Sim, e isso deve estar sendo levado em conta pelos estrategistas de campanha. [Um apoio velado ainda é relevante], com certeza. Somente você ter a máquina pública trabalhando em seu favor... O PSB, nesse momento vai mudar a sua forma de raciocinar, pois viu que não será mais governo. Ele tem poucos meses como governo. Então, sim, já deve estar se aproximando pra tentar encontrar vantagens num próximo governo que vai se estabelecer.
Há uma oportunidade maior [com Marília] principalmente pelo fato de que hoje Lula oficializou o apoio a Marília, de haver alguma negociação via Alckmin, via os Campos, para que o PSB local apoie Marília por uma negociação num futuro governo. Mas isso passa por por curar a antigas feridas e por encontrar uma forma de administrar a alta rejeição a Paulo Câmara.
JC: a campanha de Marília vem mirando a de Raquel pelo apoio dos Coelhos e o possível apoio de Anderson. Isso pode "pegar" no eleitorado?
Avalio que impacta.
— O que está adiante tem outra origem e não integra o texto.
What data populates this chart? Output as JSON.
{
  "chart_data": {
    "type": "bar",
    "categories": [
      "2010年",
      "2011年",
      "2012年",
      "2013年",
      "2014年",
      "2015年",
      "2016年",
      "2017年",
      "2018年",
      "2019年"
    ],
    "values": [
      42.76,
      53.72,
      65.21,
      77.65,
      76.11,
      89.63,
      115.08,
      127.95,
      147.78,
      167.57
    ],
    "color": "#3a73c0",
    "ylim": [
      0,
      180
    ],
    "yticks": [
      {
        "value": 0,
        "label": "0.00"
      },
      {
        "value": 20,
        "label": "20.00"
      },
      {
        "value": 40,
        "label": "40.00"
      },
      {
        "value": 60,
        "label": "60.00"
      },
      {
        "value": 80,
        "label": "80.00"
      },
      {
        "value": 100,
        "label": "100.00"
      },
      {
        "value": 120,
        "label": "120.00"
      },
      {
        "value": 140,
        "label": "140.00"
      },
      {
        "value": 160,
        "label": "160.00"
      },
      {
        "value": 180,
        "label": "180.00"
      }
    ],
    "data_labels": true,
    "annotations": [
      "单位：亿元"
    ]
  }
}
A composição dos votos de Raquel é a composição mais plural de todas elas. Ela tem voto bolsonarista, votos dos lulistas ao mesmo tempo, além dos eleitores de Tebet. Pode ser que a preocupação seja administrar estes apoios: uma coisa é o apoio operacional, outra coisa é o apoio simbólico oficial, pra que o apoio pra dar votos não tenha, por consequência, perda de votos.
JC: Há uma máxima na política de que apoio não se recusa. Isso continua válido num segundo turno como esse?
O que deve acontecer é: um apoio de Anderson Ferreira, não necessariamente, se traduz em guia eleitoral. Não vai falar que está sendo apoiada por Anderson. Ela agradece o apoio e você vai ver muita muita frase do tipo: 'não sou e não serei a governadora dos bolsonaristas ou dos lulistas, serei a governadora dos pernambucanos';
Então você vê muito isso nas palavras tanto de de Raquel como de Priscila Krause, e também do Daniel Coelho, que está assumindo junto com Priscila esse protagonismo de costurar as alianças. Há discursos que tentam despersonalizar os apoios e no final dizer que na verdade estão construindo um apoio pra Pernambuco.
Você aceita o apoio mas você não precisa divulgar que está sendo apoiado.